Josh Ritter’s new Jason Isbell-produced LP streaming via NPR now

“Classic Ritter on Muscle Shoals-bred steroids.” Rolling Stone
“’Old Black Magic’ collapses Ritter’s weary-yet-resilient lyricism with the 400 Unit’s distinctive Southern swagger.” – Consequence of Sound
“The combination of Ritter and The 400 Unit is magical… the music is elevated, giving Ritter an even stronger voice while taking his career and music to a whole new level.” – NPR


On Friday April 26th, Americana/alt-country troubadour Josh Ritter will release his tenth LP, Fever Breaks, via Pytheas Recordings/Thirty Tigers. Produced by the mighty Jason Isbell and featuring Isbell’s 400 Unit band, it’s a collection of Ritters finest work to date and you can now stream it in full over at NPR here.

They say of the album: “Together [with Isbell and his 400 Unit band], they infuse the singer’s ever-incisive songwriting with a bit of gutty Southern-rock heft… Josh Ritter tweaks and further reinvigorates a sound and songwriting approach that’s lost none of its vitality or urgency in 20 years. He remains a hydrant of ideas.”

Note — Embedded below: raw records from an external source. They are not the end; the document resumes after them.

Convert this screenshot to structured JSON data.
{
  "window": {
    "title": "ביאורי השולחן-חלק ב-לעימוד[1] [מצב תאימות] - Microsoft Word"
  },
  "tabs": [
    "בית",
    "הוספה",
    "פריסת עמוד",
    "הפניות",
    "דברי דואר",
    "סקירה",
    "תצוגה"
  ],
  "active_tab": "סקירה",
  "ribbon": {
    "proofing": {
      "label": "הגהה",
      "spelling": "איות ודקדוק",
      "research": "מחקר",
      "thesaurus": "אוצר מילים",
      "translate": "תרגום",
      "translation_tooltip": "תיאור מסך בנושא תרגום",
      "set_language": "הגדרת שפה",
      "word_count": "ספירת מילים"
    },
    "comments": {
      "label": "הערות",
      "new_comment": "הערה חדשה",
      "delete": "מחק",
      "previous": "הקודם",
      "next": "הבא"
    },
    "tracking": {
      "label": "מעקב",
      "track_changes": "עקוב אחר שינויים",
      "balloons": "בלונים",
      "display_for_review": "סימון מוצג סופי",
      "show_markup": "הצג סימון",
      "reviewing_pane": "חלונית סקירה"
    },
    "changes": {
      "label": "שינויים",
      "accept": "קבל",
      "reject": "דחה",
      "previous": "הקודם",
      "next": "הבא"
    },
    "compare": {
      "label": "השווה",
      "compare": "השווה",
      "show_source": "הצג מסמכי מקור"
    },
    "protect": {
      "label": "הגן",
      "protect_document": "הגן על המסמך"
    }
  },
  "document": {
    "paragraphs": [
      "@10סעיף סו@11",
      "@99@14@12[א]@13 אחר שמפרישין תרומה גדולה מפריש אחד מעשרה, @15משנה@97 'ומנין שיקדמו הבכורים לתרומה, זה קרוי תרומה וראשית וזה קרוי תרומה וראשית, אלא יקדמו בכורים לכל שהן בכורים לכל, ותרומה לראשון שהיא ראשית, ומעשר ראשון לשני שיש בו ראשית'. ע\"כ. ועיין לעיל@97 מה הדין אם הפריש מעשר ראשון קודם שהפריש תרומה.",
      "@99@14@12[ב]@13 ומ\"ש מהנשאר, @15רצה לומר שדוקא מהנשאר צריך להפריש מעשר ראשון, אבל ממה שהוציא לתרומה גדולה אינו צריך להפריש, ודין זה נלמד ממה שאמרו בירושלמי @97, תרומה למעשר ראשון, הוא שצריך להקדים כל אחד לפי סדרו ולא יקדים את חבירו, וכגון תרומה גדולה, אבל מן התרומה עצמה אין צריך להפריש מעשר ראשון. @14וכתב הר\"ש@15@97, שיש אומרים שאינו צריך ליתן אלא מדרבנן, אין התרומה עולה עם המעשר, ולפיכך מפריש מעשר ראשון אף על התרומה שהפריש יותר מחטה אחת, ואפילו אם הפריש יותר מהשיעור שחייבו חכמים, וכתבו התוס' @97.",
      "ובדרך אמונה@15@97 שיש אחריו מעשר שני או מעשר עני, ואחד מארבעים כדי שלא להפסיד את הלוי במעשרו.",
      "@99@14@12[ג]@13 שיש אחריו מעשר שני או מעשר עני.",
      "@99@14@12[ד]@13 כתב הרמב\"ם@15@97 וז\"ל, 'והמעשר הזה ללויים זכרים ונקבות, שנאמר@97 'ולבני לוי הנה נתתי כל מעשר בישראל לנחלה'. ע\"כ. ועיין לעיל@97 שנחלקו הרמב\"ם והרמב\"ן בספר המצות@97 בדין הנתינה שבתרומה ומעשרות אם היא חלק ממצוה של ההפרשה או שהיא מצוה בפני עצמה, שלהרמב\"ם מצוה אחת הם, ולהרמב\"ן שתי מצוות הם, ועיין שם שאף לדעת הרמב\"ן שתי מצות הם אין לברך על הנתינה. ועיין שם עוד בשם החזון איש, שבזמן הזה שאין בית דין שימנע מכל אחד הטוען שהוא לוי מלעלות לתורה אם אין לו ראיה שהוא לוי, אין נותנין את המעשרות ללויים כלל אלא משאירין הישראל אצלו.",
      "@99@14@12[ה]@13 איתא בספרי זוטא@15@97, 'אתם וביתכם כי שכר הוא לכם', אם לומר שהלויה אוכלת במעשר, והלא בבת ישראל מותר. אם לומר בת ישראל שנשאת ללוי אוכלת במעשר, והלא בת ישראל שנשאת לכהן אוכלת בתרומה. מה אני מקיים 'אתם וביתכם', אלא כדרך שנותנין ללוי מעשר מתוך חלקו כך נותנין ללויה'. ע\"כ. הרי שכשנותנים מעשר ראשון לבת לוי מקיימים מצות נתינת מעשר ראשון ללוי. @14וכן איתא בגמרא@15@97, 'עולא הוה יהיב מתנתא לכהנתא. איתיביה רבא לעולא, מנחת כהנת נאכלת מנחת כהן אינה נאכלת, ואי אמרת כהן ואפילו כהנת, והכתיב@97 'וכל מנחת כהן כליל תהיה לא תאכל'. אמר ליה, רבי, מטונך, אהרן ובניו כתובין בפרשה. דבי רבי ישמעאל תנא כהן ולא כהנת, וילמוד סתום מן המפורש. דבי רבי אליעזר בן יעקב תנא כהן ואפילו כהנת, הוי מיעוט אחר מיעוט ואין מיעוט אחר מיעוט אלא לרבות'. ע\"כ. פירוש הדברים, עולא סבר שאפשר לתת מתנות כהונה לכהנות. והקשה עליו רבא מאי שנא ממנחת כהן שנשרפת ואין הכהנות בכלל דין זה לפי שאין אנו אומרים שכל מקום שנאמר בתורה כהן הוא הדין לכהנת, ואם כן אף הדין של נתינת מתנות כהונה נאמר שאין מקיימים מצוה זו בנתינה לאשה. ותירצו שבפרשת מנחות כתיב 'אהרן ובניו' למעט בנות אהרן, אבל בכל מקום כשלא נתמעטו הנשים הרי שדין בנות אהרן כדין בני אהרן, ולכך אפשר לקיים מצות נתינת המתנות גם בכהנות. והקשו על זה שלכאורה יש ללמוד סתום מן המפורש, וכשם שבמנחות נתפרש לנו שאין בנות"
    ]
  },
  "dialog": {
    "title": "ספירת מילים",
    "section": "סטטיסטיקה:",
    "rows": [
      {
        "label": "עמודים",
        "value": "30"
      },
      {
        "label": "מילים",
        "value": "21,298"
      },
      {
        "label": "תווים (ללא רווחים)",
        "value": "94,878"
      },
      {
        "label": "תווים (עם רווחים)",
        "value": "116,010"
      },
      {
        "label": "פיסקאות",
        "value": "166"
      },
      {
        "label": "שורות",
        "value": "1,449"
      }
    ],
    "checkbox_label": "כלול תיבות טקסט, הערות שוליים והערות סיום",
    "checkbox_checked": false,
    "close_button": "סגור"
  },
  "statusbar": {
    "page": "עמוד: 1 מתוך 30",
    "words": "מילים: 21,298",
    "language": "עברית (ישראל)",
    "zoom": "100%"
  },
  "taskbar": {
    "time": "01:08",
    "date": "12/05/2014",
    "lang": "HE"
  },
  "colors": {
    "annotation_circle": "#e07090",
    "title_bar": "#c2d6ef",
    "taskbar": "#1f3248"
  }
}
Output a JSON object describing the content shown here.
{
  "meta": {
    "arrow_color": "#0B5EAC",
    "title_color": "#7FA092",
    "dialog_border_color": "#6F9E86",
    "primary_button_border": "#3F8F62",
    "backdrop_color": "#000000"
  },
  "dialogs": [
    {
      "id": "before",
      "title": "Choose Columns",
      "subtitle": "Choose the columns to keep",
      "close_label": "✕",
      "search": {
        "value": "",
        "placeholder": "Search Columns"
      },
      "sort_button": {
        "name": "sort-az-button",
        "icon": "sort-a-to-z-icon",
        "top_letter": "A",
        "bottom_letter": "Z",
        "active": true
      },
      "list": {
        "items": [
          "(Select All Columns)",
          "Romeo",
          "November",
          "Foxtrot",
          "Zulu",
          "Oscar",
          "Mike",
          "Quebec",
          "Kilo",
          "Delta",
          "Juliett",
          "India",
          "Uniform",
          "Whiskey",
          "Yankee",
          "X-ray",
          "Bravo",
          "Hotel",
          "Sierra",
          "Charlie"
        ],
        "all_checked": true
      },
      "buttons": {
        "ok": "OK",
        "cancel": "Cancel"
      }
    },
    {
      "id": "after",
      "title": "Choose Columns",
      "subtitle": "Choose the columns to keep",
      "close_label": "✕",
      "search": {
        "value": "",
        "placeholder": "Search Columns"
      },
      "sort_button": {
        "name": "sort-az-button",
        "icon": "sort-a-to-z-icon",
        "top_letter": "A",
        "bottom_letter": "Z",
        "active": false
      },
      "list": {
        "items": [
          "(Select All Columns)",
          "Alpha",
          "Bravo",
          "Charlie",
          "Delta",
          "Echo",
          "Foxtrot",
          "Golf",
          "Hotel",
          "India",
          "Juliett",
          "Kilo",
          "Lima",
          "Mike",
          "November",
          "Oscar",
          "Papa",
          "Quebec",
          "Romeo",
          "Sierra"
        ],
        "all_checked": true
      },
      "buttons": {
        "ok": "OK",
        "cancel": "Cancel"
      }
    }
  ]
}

Fever Breaks, Ritter’s tenth studio album in a career spanning two decades is available for pre-order at https://ffm.to/feverbreaks. Produced by quadruple Grammy Award-winning musician Jason Isbell, the 10-song record was recorded at Nashville’s historic RCA Studio A and features Isbell’s band, the 400 Unit. Picking up widespread praise on both sides of the Atlantic, Rolling Stone described it as “classic Ritter on Muscle Shoals-bred steroids.”

With additional recording and mixing at Sound Emporium, the record was engineered by Matt Ross-Spang and features contributions from Isbell (guitar and vocals) and the 400 Unit, which includes Derry Deborja (piano, organ and Hohner accordion), Chad Gamble (drums and percussion), Jimbo Hart (fender electric, ukulele and upright bass), Sadler Vaden (electric guitar, acoustic guitar and 12 string acoustic guitar) and Amanda Shires (violin and vocals).

Talking about the album in an interview with Rolling Stone, Ritter explains: “The songs are very reflective of the times in which they were written,” he explains. “As we started coming together and playing, the songs that felt like they were gonna work really jumped out as obvious. From there on, after we recorded in August [2018] we had this really nice time to stop and listen and let the songs marinate a little bit. In that time, the world has just become even crazier. There’s a lot of the record that feels reflective of the moment it was in.”